What, or whom, did you let go of this year? Why?*
This is something I've sort of avoided writing about, because as much as this is a personal blog that rises and falls with my successes and disappointments, it's not a personal personal blog.
I don't often talk about my private feelings, and I don't discuss the daily minutiae of my life and the lives of those around me. Partly because I'm not always comfortable discussing it, and partly because I've purposely kept this blog isolated from certain aspects of my life - it's a place I like to come to without being reminded of all the noise.
But I feel like I left something hanging. And although I don't feel like I owe any of you an explanation, I feel like if The World Is My Oyster is going to properly chronicle a certain part of my life, all open parentheses must be properly closed. I don't like loose ends.
When I started blogging, in September 2009, I was living at my grandmother's house in Rome, and dating Valerio. I've mentioned him occasionally - mostly when traveling with him or when he came to visit me in Spain - but I've never really elaborated on our relationship.
We stayed together when I left Italy, while I came home last winter, and even when I went to Spain. Then I got into grad school which essentially cemented the topic we'd been avoiding: that I was going back to the states, definitely for two years, probably longer.
There was talk of him quitting his job and coming to live with me to learn English. But then it worked out that I could live with the Keyfrees, and so living together was no longer an option, and he got promoted, so quitting his job wasn't an option either. Then there was talk of staying together anyway and doing the long distance thing. We were both wary of it, but we thought that Spain would be the perfect trial period - we'd be apart, but only a couple of hours and a couple of hundred euro away from each other, nothing unmanageable.
But then we actually tried. And as everyone who's done the long distance thing knows, it is not easy.
Not one bit.
There were good times, there were bad times, there were sad times, and there were ugly times.

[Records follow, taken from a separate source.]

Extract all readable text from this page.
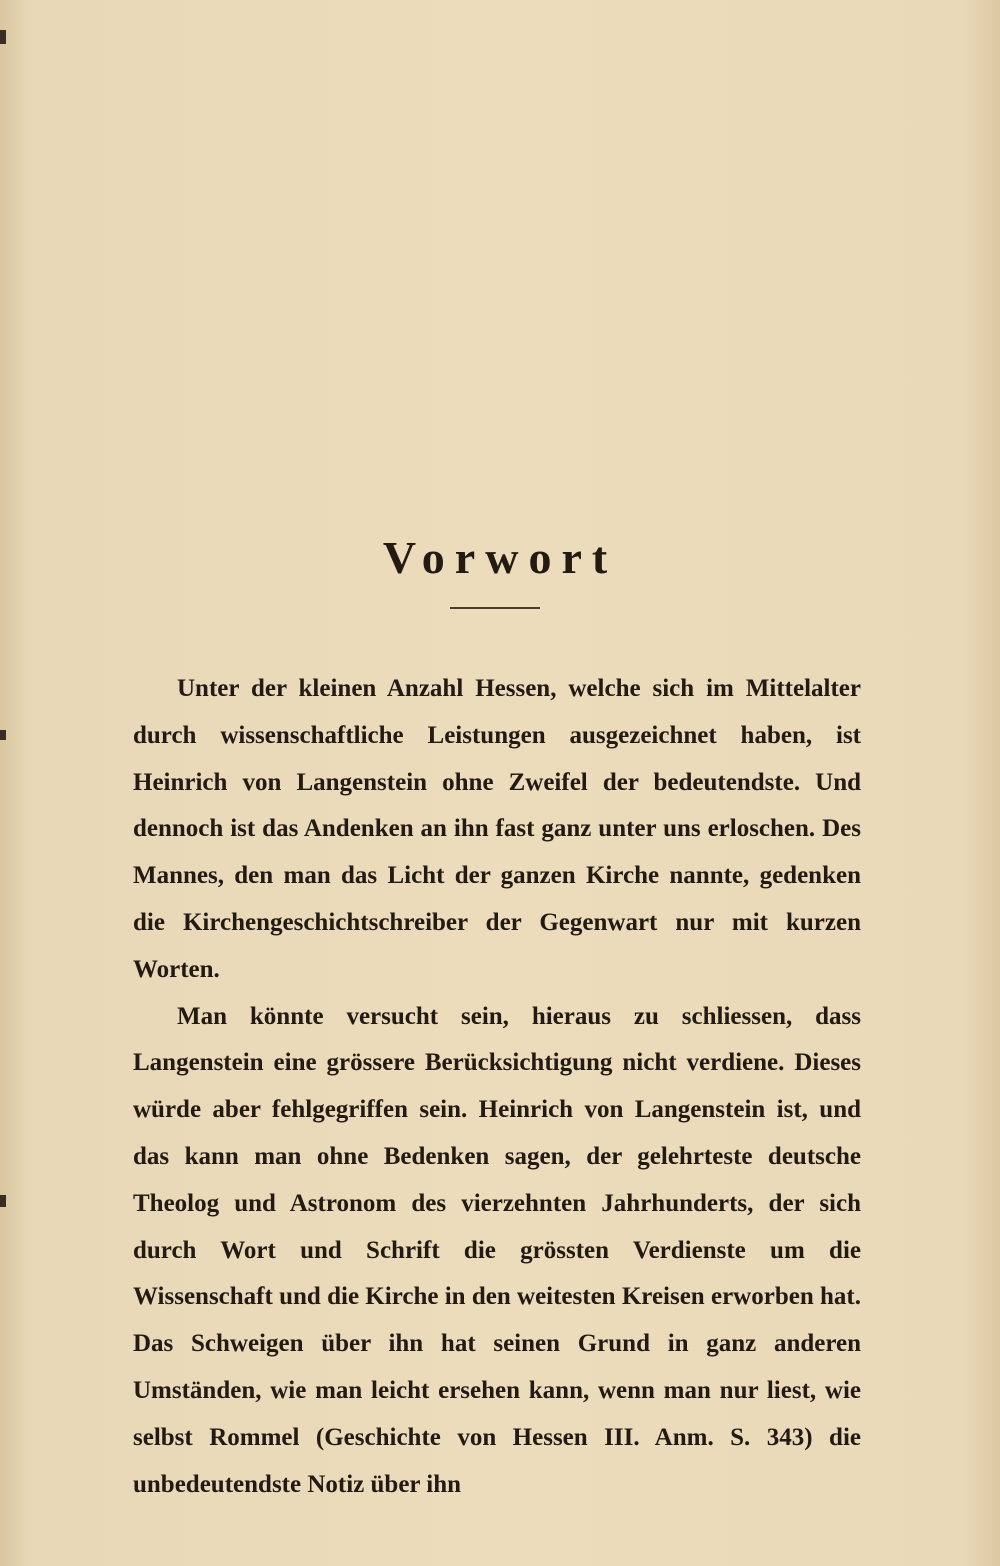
Vorwort

Unter der kleinen Anzahl Hessen, welche sich im Mittelalter durch wissenschaftliche Leistungen ausgezeichnet haben, ist Heinrich von Langenstein ohne Zweifel der bedeutendste. Und dennoch ist das Andenken an ihn fast ganz unter uns erloschen. Des Mannes, den man das Licht der ganzen Kirche nannte, gedenken die Kirchengeschichtschreiber der Gegenwart nur mit kurzen Worten.

Man könnte versucht sein, hieraus zu schliessen, dass Langenstein eine grössere Berücksichtigung nicht verdiene. Dieses würde aber fehlgegriffen sein. Heinrich von Langenstein ist, und das kann man ohne Bedenken sagen, der gelehrteste deutsche Theolog und Astronom des vierzehnten Jahrhunderts, der sich durch Wort und Schrift die grössten Verdienste um die Wissenschaft und die Kirche in den weitesten Kreisen erworben hat. Das Schweigen über ihn hat seinen Grund in ganz anderen Umständen, wie man leicht ersehen kann, wenn man nur liest, wie selbst Rommel (Geschichte von Hessen III. Anm. S. 343) die unbedeutendste Notiz über ihn
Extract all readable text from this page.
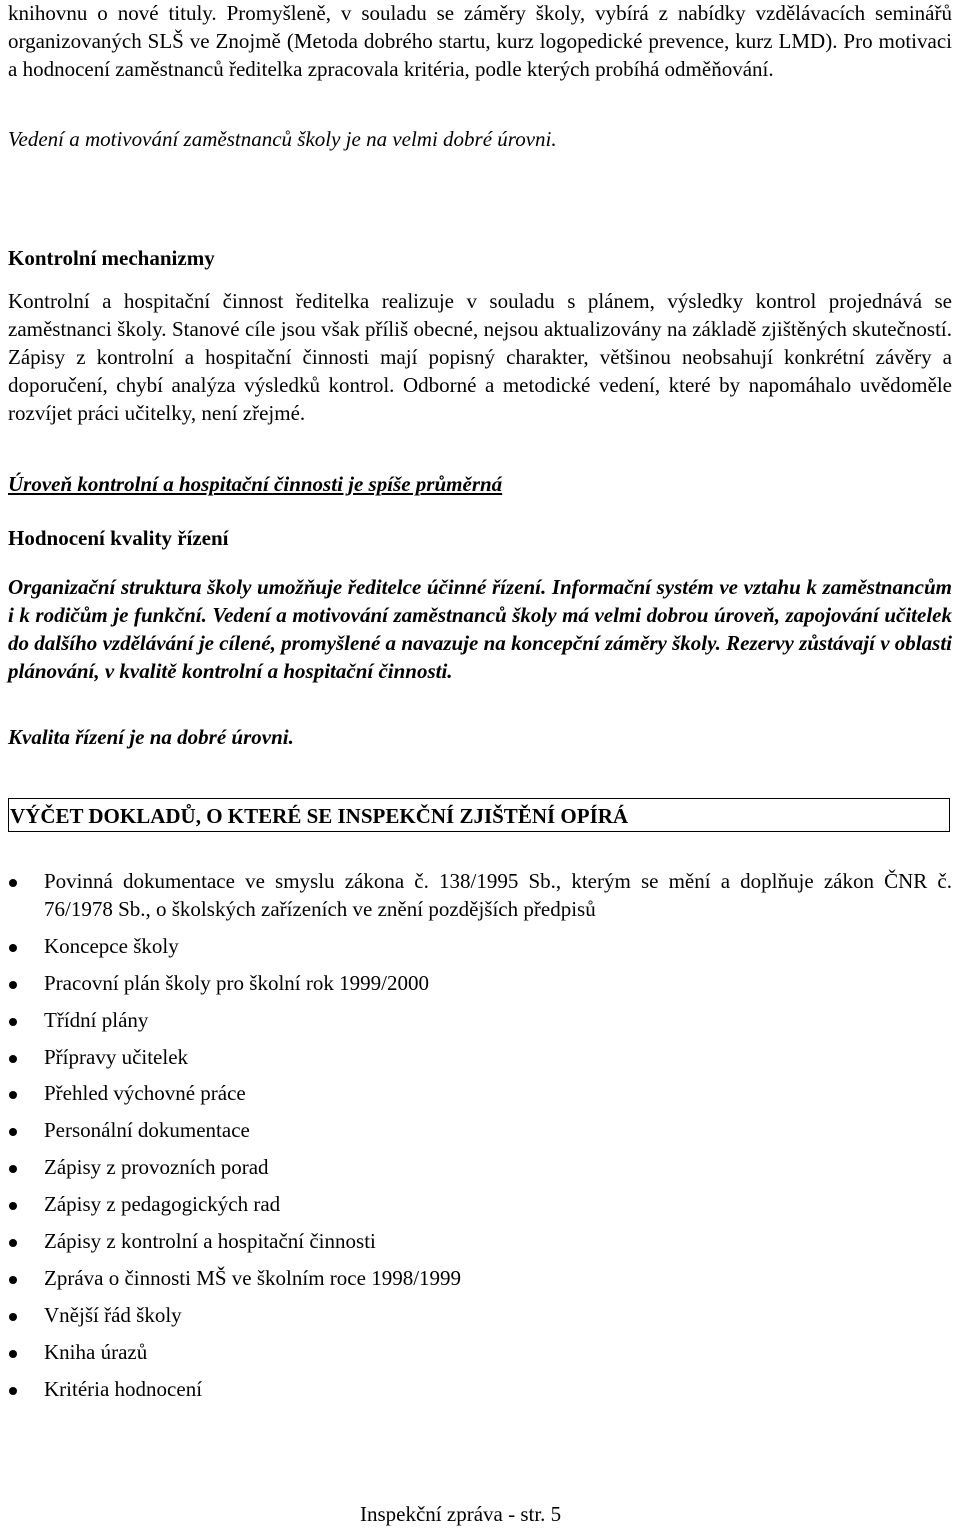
knihovnu o nové tituly. Promyšleně, v souladu se záměry školy, vybírá z nabídky vzdělávacích seminářů organizovaných SLŠ ve Znojmě (Metoda dobrého startu, kurz logopedické prevence, kurz LMD). Pro motivaci a hodnocení zaměstnanců ředitelka zpracovala kritéria, podle kterých probíhá odměňování.

Vedení a motivování zaměstnanců školy je na velmi dobré úrovni.

Kontrolní mechanizmy

Kontrolní a hospitační činnost ředitelka realizuje v souladu s plánem, výsledky kontrol projednává se zaměstnanci školy. Stanové cíle jsou však příliš obecné, nejsou aktualizovány na základě zjištěných skutečností. Zápisy z kontrolní a hospitační činnosti mají popisný charakter, většinou neobsahují konkrétní závěry a doporučení, chybí analýza výsledků kontrol. Odborné a metodické vedení, které by napomáhalo uvědoměle rozvíjet práci učitelky, není zřejmé.

Úroveň kontrolní a hospitační činnosti je spíše průměrná

Hodnocení kvality řízení

Organizační struktura školy umožňuje ředitelce účinné řízení. Informační systém ve vztahu k zaměstnancům i k rodičům je funkční. Vedení a motivování zaměstnanců školy má velmi dobrou úroveň, zapojování učitelek do dalšího vzdělávání je cílené, promyšlené a navazuje na koncepční záměry školy. Rezervy zůstávají v oblasti plánování, v kvalitě kontrolní a hospitační činnosti.

Kvalita řízení je na dobré úrovni.

VÝČET DOKLADŮ, O KTERÉ SE INSPEKČNÍ ZJIŠTĚNÍ OPÍRÁ
Povinná dokumentace ve smyslu zákona č. 138/1995 Sb., kterým se mění a doplňuje zákon ČNR č. 76/1978 Sb., o školských zařízeních ve znění pozdějších předpisů
Koncepce školy
Pracovní plán školy pro školní rok 1999/2000
Třídní plány
Přípravy učitelek
Přehled výchovné práce
Personální dokumentace
Zápisy z provozních porad
Zápisy z pedagogických rad
Zápisy z kontrolní a hospitační činnosti
Zpráva o činnosti MŠ ve školním roce 1998/1999
Vnější řád školy
Kniha úrazů
Kritéria hodnocení
Inspekční zpráva - str. 5
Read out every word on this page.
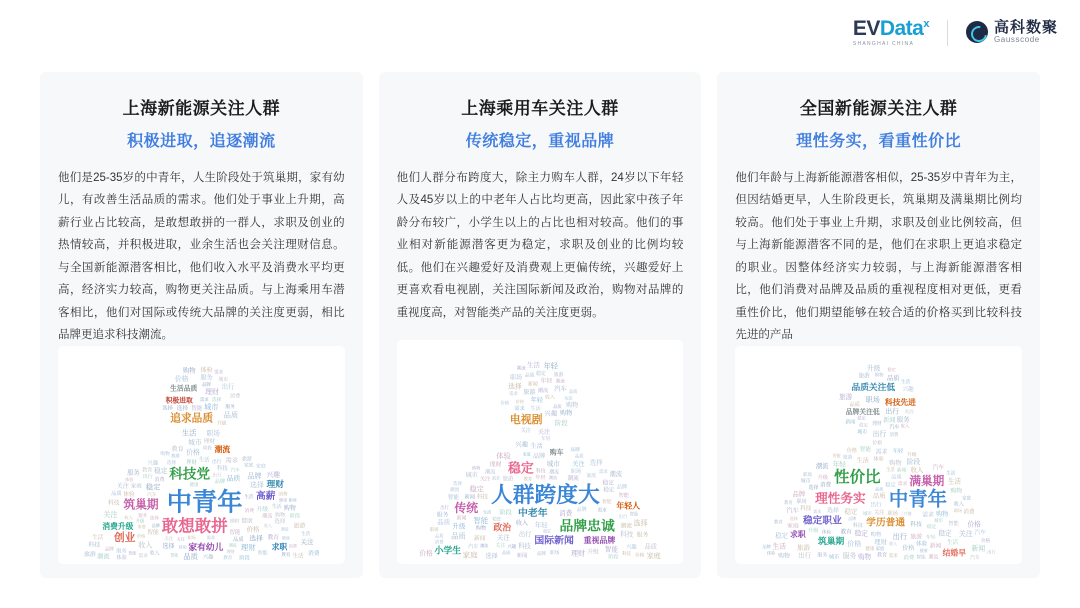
EVData$^x$
SHANGHAI CHINA
高科数聚
Gausscode
上海新能源关注人群
积极进取，追逐潮流
他们是25-35岁的中青年，人生阶段处于筑巢期，家有幼儿，有改善生活品质的需求。他们处于事业上升期，高薪行业占比较高，是敢想敢拼的一群人，求职及创业的热情较高，并积极进取，业余生活也会关注理财信息。与全国新能源潜客相比，他们收入水平及消费水平均更高，经济实力较高，购物更关注品质。与上海乘用车潜客相比，他们对国际或传统大品牌的关注度更弱，相比品牌更追求科技潮流。
中青年
敢想敢拼
科技党
筑巢期
追求品质
创业
高薪
理财
家有幼儿
消费升级
潮流
求职
生活品质
积极进取
潮流
理财
价格
家庭
服务
稳定
服务
价格
理财
理财
智能
品牌
选择
消费
智能
品牌
生活
品质
教育
选择
健康
健康
智能
购物
教育
品牌
品牌
科技
出行
生活
体验
智能
智能
选择
品质
关注
选择
科技
生活
潮流
旅游
收入
生活
职场
购物
兴趣
体验
服务
科技
收入
消费
兴趣	需求
城市
收入
教育
品质
消费
教育
旅游	消费
关注
生活
选择
体验
阶段
购物
兴趣
旅游
阶段
智能
阶段
消费
品质
汽车
选择
价格
收入
升级
职场
家庭
出行
升级
选择
健康
服务
旅游
生活
购物
家庭
品质
消费
理财
城市
关注
关注
家庭
升级
稳定
城市
潮流
健康
体验
出行
选择
需求
潮流
新闻
关注
价格
教育
汽车
理财
体验
出行
需求
需求
品牌
需求
服务
选择
生活
理财
上海乘用车关注人群
传统稳定，重视品牌
他们人群分布跨度大，除主力购车人群，24岁以下年轻人及45岁以上的中老年人占比均更高，因此家中孩子年龄分布较广，小学生以上的占比也相对较高。他们的事业相对新能源潜客更为稳定，求职及创业的比例均较低。他们在兴趣爱好及消费观上更偏传统，兴趣爱好上更喜欢看电视剧，关注国际新闻及政治，购物对品牌的重视度高，对智能类产品的关注度更弱。
人群跨度大
品牌忠诚
稳定
传统
电视剧
国际新闻
中老年
小学生
政治
重视品牌
年轻人
购车
年轻
城市
稳定
家庭
品牌
新闻
出行
品牌
兴趣
购物
关注
智能
需求
城市
职场
潮流
家庭
稳定
出行
收入
智能
汽车
潮流
兴趣
生活
品质
品质
关注
关注
职场
年轻
品牌
服务
需求
升级
年轻
职场
潮流
潮流
科技
智能
潮流
选择
生活
潮流
智能
品质
体验
出行
汽车
消费
需求
智能
旅游
品质
关注
购物
稳定
阶段
科技
品质
潮流
关注
价格	新闻	理财
阶段
科技
需求
购物
品质
选择
年轻
家庭
升级
新闻
品质
关注
生活
关注
品牌
兴趣
选择
家庭
选择
价格
需求
新闻
家庭
收入
年轻
理财
选择
价格
年轻
潮流
价格
品质
购物
智能
稳定
旅游
品质
科技
潮流
生活
职场
服务
品牌
旅游 教育
阶段
消费
新闻
科技
兴趣
潮流
潮流
稳定
全国新能源关注人群
理性务实，看重性价比
他们年龄与上海新能源潜客相似，25-35岁中青年为主，但因结婚更早，人生阶段更长，筑巢期及满巢期比例均较高。他们处于事业上升期，求职及创业比例较高，但与上海新能源潜客不同的是，他们在求职上更追求稳定的职业。因整体经济实力较弱，与上海新能源潜客相比，他们消费对品牌及品质的重视程度相对更低，更看重性价比，他们期望能够在较合适的价格买到比较科技先进的产品
中青年
性价比
理性务实
满巢期
学历普通
稳定职业
品质关注低
筑巢期
结婚早
求职
科技先进
品牌关注低
理财
潮流
体验
稳定
关注
教育
汽车
职场
教育
城市
旅游
品质
稳定
价格
教育
体验
新闻
稳定
收入
购物
消费
生活
生活
品质
城市
潮流
出行
收入
选择
职场
阶段
生活
体验
旅游
稳定
旅游
服务
价格
关注
消费
汽车
理财
年轻
智能
旅游
升级
品质
智能
购物
需求
健康
稳定
消费
购物
品牌
生活
品牌
服务
职场
出行
教育
汽车
科技
出行
年轻
出行
生活
价格
生活
需求
选择
新闻
购物
购物
价格
购物
兴趣
年轻
城市
科技
消费
需求
新闻
稳定
升级
服务
稳定
稳定
旅游
职场
购物
健康
汽车
出行
科技
城市
升级
兴趣
升级
出行
家庭
关注
收入
品质
价格
稳定
汽车
家庭
体验
价格
品质
生活
品牌
城市
家庭
收入
职场
需求
需求
新闻
选择
智能
新闻
智能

To make a long story short, after six months of long distance that were harder than they were easier, we came to the difficult conclusion that when I left for New York it would be impossible to stay together.
Would we have stayed together if I had never left Italy? Maybe. Probably.
Would we have stayed together if I had gone back after living in Madrid? I don't know. Too many things had already changed in the course of dealing with the distance.
But was I ready to let it end, even though we still cared a lot about each other? Not really.
I just had to open up and let him go. And he had to do the same for me.
I realize now that it might have been easier on both of us if one of us had been stronger and walked away. It would have been harder at the beginning, but it would have been a cleaner cut. Ultimately, after I'd already been back in the states for a couple of months, that's what ended up happening. Being in touch, but not together, was just too hard.
My mother once told me that sometimes two people's trajectories intersect, and they might even overlap for a while, making it seem like they're heading in the same direction. But if they're not exactly parallel, eventually they'll separate, each trajectory going off in its own direction.
There were times when I was living my life in Rome with Valerio, in my grandmother's apartment, with my cuddly little cat, when it seemed like it could go on forever.
It was such a time of here and now that it was hard to see what would happen when it wasn't anymore.
I was blinded by my rose-colored glasses.
I think that in the end - because I was the one leaving, I was the one moving to a new city, I was the one taking off for a new life - it was easier for me. I hadn't placed as many building blocks on the foundation of our relationship, maybe because a little part of me had always known that if I left it would all crumble.
If I'd known then what I know now, maybe I would have done things differently. But as things are, I don't regret a thing.
I don't regret what we had, I don't regret what we lost, and I don't regret that I had to let go of it.
But that doesn't mean it hasn't been hard.
And although I don't believe that everything happens for a reason, I know that I made the right decision.
What, or whom, have you let go of?
*I don't actually plan on participating in Reverb: 10 - at least not regularly.
But this one piqued my interest, so I took inspiration from the prompt for December 5.